The competitions consider acting, stage management, costume design, set design and dramaturgy. Out of 300 competitors, MiraCosta held two of the top finalists’ spots. One student won the Irene Ryan Scholarship for acting. For the past 40 years this gift has provided eight regional scholarships, annually, to somewhere between 250-300 students in the Western region, which includes California, Nevada, Arizona, Utah, Hawaii and Guam. Eric Bishop is no stranger to the competition. In 1992, he was a partner to an Irene Ryan winner and had the opportunity to act on the coveted Kennedy Center stage.

While the stage has seen great talent, three of the students have been received laudable awards. In 2007 Sarah Kelley won the National Stage Management award. In 2009 Anyelid Meneses won the regional competition and was then invited to perform at the Kennedy Center, a once-in-a-lifetime opportunity. 2013 was a great year for Hannah Doher as she scooped up the prize for Costume Design.

While the Theater department receives funding from the college, donations are always put to good use. The Spotlight Circle merit awards enable students to focus on their craft, to invest in their studies. Instead of working two jobs, a donation may make it possible for a student to funnel his/her energies directly into the program, further expanding his/her grasp of the complexities of the field. The MiraCosta Spotlight Circle, an auxiliary body of the department, allows patrons to support the students and the performing arts.

Donations are also used to purchase materials that are not covered by the budget. Recently, one show required character masks, and thanks to donor dollars, these were procured.

Freshman are encouraged to come and audition and are often cast in shows.

Bishop knows that the goal in a community college is to develop the students as quickly as possible so that they can move forward in their quest for a career in the theater. Graduated students return to work as costume designers, or as set creators after earning their AA or an AA Transfer. The transfer allows them to segue directly into a four year school and upper division classes.

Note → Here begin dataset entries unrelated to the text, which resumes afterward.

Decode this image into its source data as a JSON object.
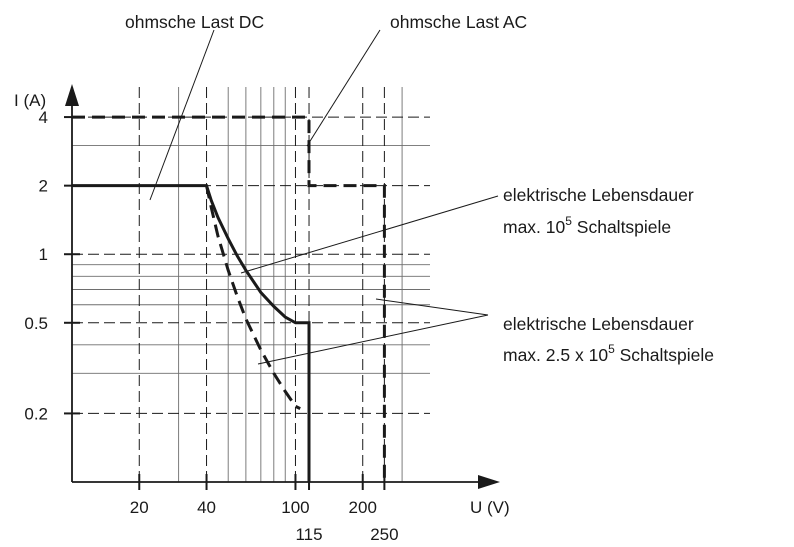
{
  "chart_data": {
    "type": "line",
    "title": "",
    "xlabel": "U (V)",
    "ylabel": "I (A)",
    "x_scale": "log",
    "y_scale": "log",
    "xlim": [
      10,
      400
    ],
    "ylim": [
      0.1,
      5
    ],
    "grid": true,
    "x_ticks": [
      {
        "value": 20,
        "label": "20"
      },
      {
        "value": 40,
        "label": "40"
      },
      {
        "value": 100,
        "label": "100"
      },
      {
        "value": 115,
        "label": "115"
      },
      {
        "value": 200,
        "label": "200"
      },
      {
        "value": 250,
        "label": "250"
      }
    ],
    "y_ticks": [
      {
        "value": 0.2,
        "label": "0.2"
      },
      {
        "value": 0.5,
        "label": "0.5"
      },
      {
        "value": 1,
        "label": "1"
      },
      {
        "value": 2,
        "label": "2"
      },
      {
        "value": 4,
        "label": "4"
      }
    ],
    "series": [
      {
        "name": "ohmsche Last DC",
        "style": "solid",
        "points": [
          [
            10,
            2
          ],
          [
            40,
            2
          ],
          [
            42,
            1.72
          ],
          [
            45,
            1.45
          ],
          [
            50,
            1.17
          ],
          [
            55,
            0.98
          ],
          [
            60,
            0.85
          ],
          [
            70,
            0.68
          ],
          [
            80,
            0.59
          ],
          [
            90,
            0.53
          ],
          [
            100,
            0.5
          ],
          [
            115,
            0.5
          ],
          [
            115,
            0.1
          ]
        ]
      },
      {
        "name": "ohmsche Last AC",
        "style": "dashed",
        "points": [
          [
            10,
            4
          ],
          [
            115,
            4
          ],
          [
            115,
            2
          ],
          [
            250,
            2
          ],
          [
            250,
            0.1
          ]
        ]
      },
      {
        "name": "",
        "style": "dashed",
        "points": [
          [
            40,
            2
          ],
          [
            42,
            1.6
          ],
          [
            45,
            1.2
          ],
          [
            50,
            0.85
          ],
          [
            55,
            0.65
          ],
          [
            60,
            0.52
          ],
          [
            70,
            0.38
          ],
          [
            80,
            0.3
          ],
          [
            90,
            0.25
          ],
          [
            100,
            0.215
          ],
          [
            105,
            0.21
          ]
        ]
      }
    ],
    "annotations": {
      "dc_label": "ohmsche Last DC",
      "ac_label": "ohmsche Last AC",
      "life1_line1": "elektrische Lebensdauer",
      "life1_line2_prefix": "max. 10",
      "life1_sup": "5",
      "life1_line2_suffix": " Schaltspiele",
      "life2_line1": "elektrische Lebensdauer",
      "life2_line2_prefix": "max. 2.5 x 10",
      "life2_sup": "5",
      "life2_line2_suffix": " Schaltspiele"
    }
  }
}
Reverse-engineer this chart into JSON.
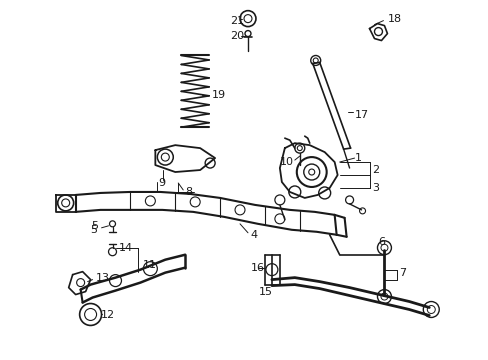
{
  "bg_color": "#ffffff",
  "line_color": "#1a1a1a",
  "figsize": [
    4.89,
    3.6
  ],
  "dpi": 100,
  "xlim": [
    0,
    489
  ],
  "ylim": [
    0,
    360
  ]
}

I was curious to know Bishop’s favorite show that he has directed. He wasn’t able to give me one, because he has “fallen in love with all the plays I’ve directed,” but he provided me with the top three: Sophie Treadwell’s Machinal, Caucasian Chalk Circle, and The Normal Heart. Each of these appealed to Bishop as he likes a broad canvas with which he can “paint original concepts.” As we spoke, and I mentioned others I’ve loved at his theater, it was obvious, that each show really is his favorite!

What was the biggest surprise for Eric Bishop after taking the helm? Bishop kvelled when he told me that seeing his students competing against university trained students, and winning competitions consistently, filled him with pride. The director described how the Theater students represent MiraCosta with such poise, and he laughingly told me, “In the words of Anchorman Ron Burgundy, we tell them to “Keep it classy, San Diego.” And that they do!